Выбрать главу

— Мадам, пожалуйста, возьмите себя в руки!

Она повернулась ко мне, ее близко посаженные глаза полыхали от гнева.

— Sangdieu! По какому праву вы… — начала было она.

Но сейчас было не время для женской болтовни; не время для соблюдения этикета; не время для расшаркивания и учтивых улыбок. Я крепко схватил ее за руку и, наклонившись прямо к ее лицу, сказал:

— Folle![43]

Готов поклясться — ни один мужчина не называл ее таким словом. Она задохнулась от удивления и гнева. Я понизил голос, чтобы меня не услышали приближающиеся солдаты.

— Вы хотите погубить и себя, и виконта? — тихо произнес я. Ее глаза задавали мне вопрос, и я ответил: — Откуда вы знаете, что солдаты пришли за вашим мужем? Вполне возможно, им нужен я — и только я. Скорее всего, они ничего не знают об отступничестве виконта. Вы что, своей тирадой и своими обвинениями хотите сообщить им об этом?

Она раскрыла рот от удивления. Об этом она не подумала.

— Прошу вас, мадам, отправляйтесь в свою комнату и возьмите себя в руки. Скорее всего у вас нет причин для беспокойства.

Она уставилась на меня в смятении и замешательстве, и, хотя она уже не успевала уйти, мое предупреждение прозвучало вовремя.

В этот момент дверь снова открылась, и на пороге возник молодой человек в латах и в шляпе с пером, в одной руке он держал обнаженную шпагу, а в другой — фонарь. За его спиной блестели клинки солдат.

— Который из вас господин Рене де Лесперон? — вежливо спросил он с сильным гасконским акцентом.

Я шагнул вперед.

— Меня называют этим именем, господин капитан, — сказал я.
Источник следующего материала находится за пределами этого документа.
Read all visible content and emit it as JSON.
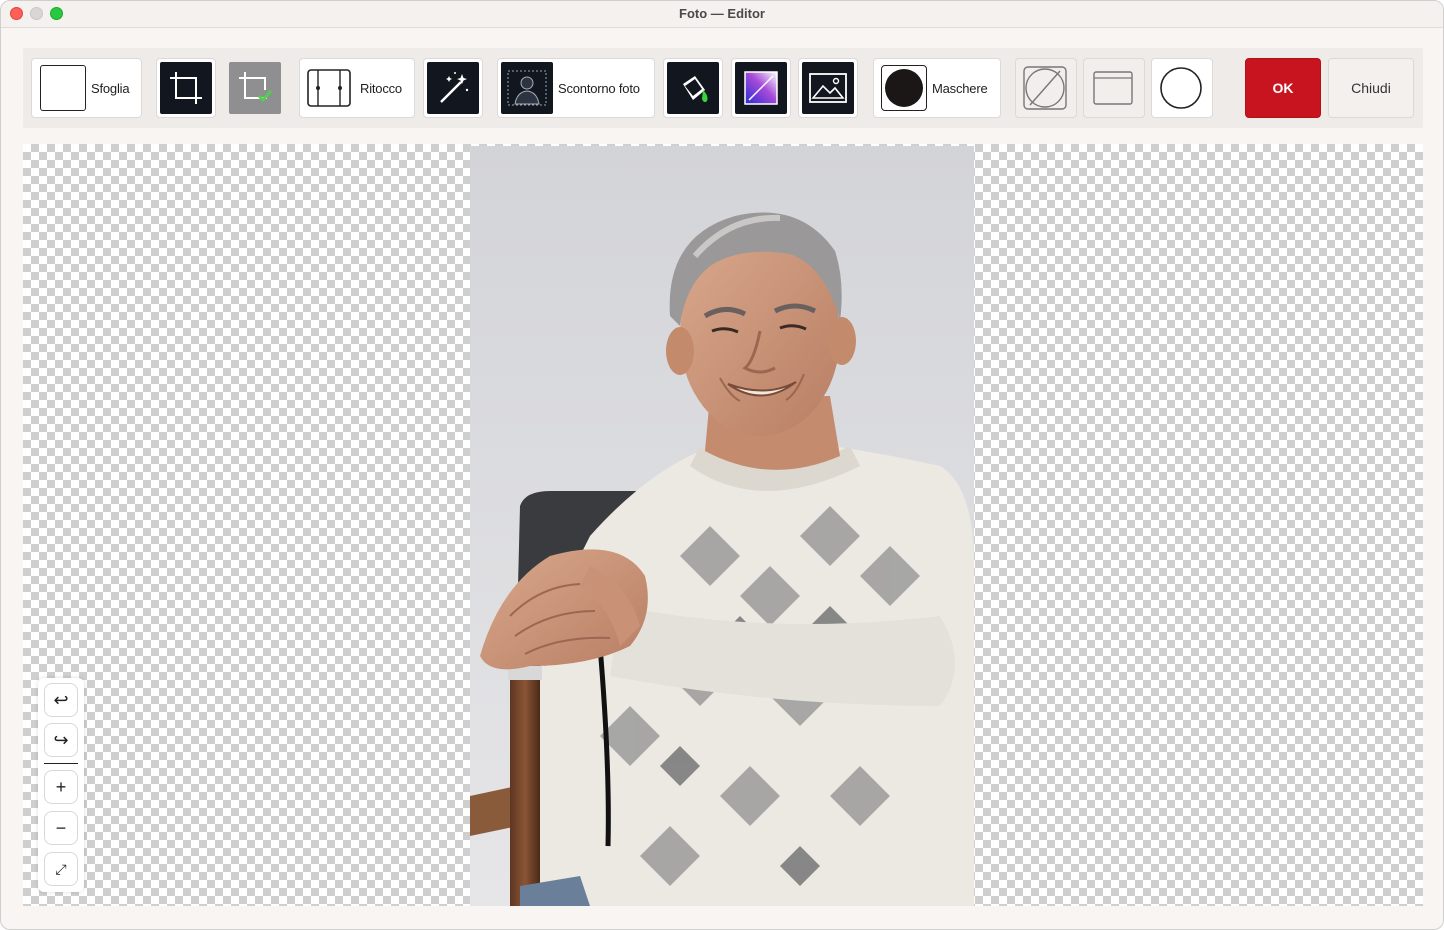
{
  "window": {
    "title": "Foto — Editor"
  },
  "toolbar": {
    "browse_label": "Sfoglia",
    "retouch_label": "Ritocco",
    "cutout_label": "Scontorno foto",
    "masks_label": "Maschere",
    "ok_label": "OK",
    "close_label": "Chiudi"
  },
  "zoom_controls": {
    "undo_icon": "↩",
    "redo_icon": "↪",
    "zoom_in_icon": "+",
    "zoom_out_icon": "−",
    "fit_icon": "⤢"
  },
  "colors": {
    "accent": "#c8141e",
    "tool_dark": "#12161e"
  }
}
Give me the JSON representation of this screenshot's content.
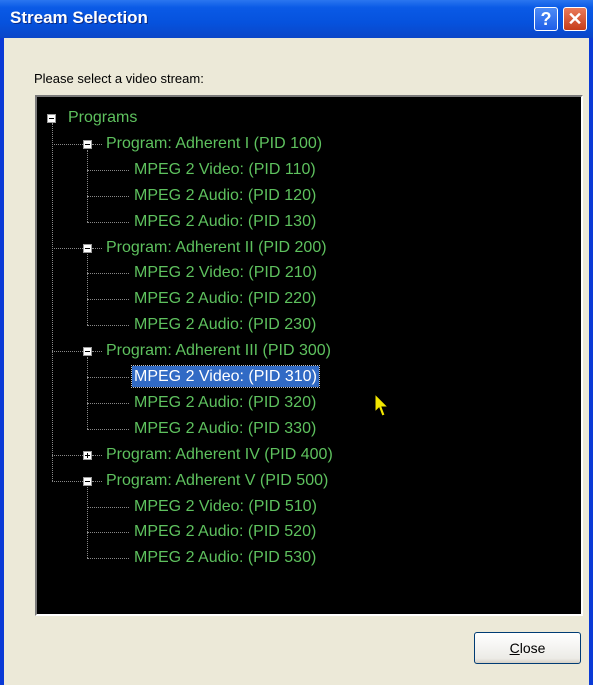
{
  "window": {
    "title": "Stream Selection",
    "help_button": "?",
    "close_button": "✕"
  },
  "prompt": "Please select a video stream:",
  "tree": {
    "root": "Programs",
    "programs": [
      {
        "label": "Program: Adherent I (PID 100)",
        "expanded": true,
        "streams": [
          "MPEG 2 Video: (PID 110)",
          "MPEG 2 Audio: (PID 120)",
          "MPEG 2 Audio: (PID 130)"
        ]
      },
      {
        "label": "Program: Adherent II (PID 200)",
        "expanded": true,
        "streams": [
          "MPEG 2 Video: (PID 210)",
          "MPEG 2 Audio: (PID 220)",
          "MPEG 2 Audio: (PID 230)"
        ]
      },
      {
        "label": "Program: Adherent III (PID 300)",
        "expanded": true,
        "streams": [
          "MPEG 2 Video: (PID 310)",
          "MPEG 2 Audio: (PID 320)",
          "MPEG 2 Audio: (PID 330)"
        ]
      },
      {
        "label": "Program: Adherent IV (PID 400)",
        "expanded": false,
        "streams": []
      },
      {
        "label": "Program: Adherent V (PID 500)",
        "expanded": true,
        "streams": [
          "MPEG 2 Video: (PID 510)",
          "MPEG 2 Audio: (PID 520)",
          "MPEG 2 Audio: (PID 530)"
        ]
      }
    ],
    "selected": "MPEG 2 Video: (PID 310)"
  },
  "buttons": {
    "close_mnemonic": "C",
    "close_rest": "lose"
  },
  "colors": {
    "tree_background": "#000000",
    "tree_text": "#5ec15e",
    "selection": "#316ac5",
    "titlebar": "#0652dd"
  }
}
Он посмотрел на меня с сожалением, как бы извиняясь, и сказал:

— Именем короля, господин де Лесперон, я прошу вас сдаться!

— Я ждал вас. Моя шпага там, сударь, — учтиво сказал я. — Если вы позволите мне одеться, я буду готов идти с вами через несколько минут.

Он поклонился, и сразу стало ясно, что он прибыл в Лаведан — как я и говорил виконтессе — только из-за меня.

— Я благодарен вам за вашу покорность, — сказал этот вежливый господин. Это был симпатичный паренек с голубыми глазами и улыбчивым ртом, которому даже его топорщившиеся усы не смогли придать суровое выражение. — Прежде чем вы начнете одеваться, сударь, я должен выполнить еще одну обязанность.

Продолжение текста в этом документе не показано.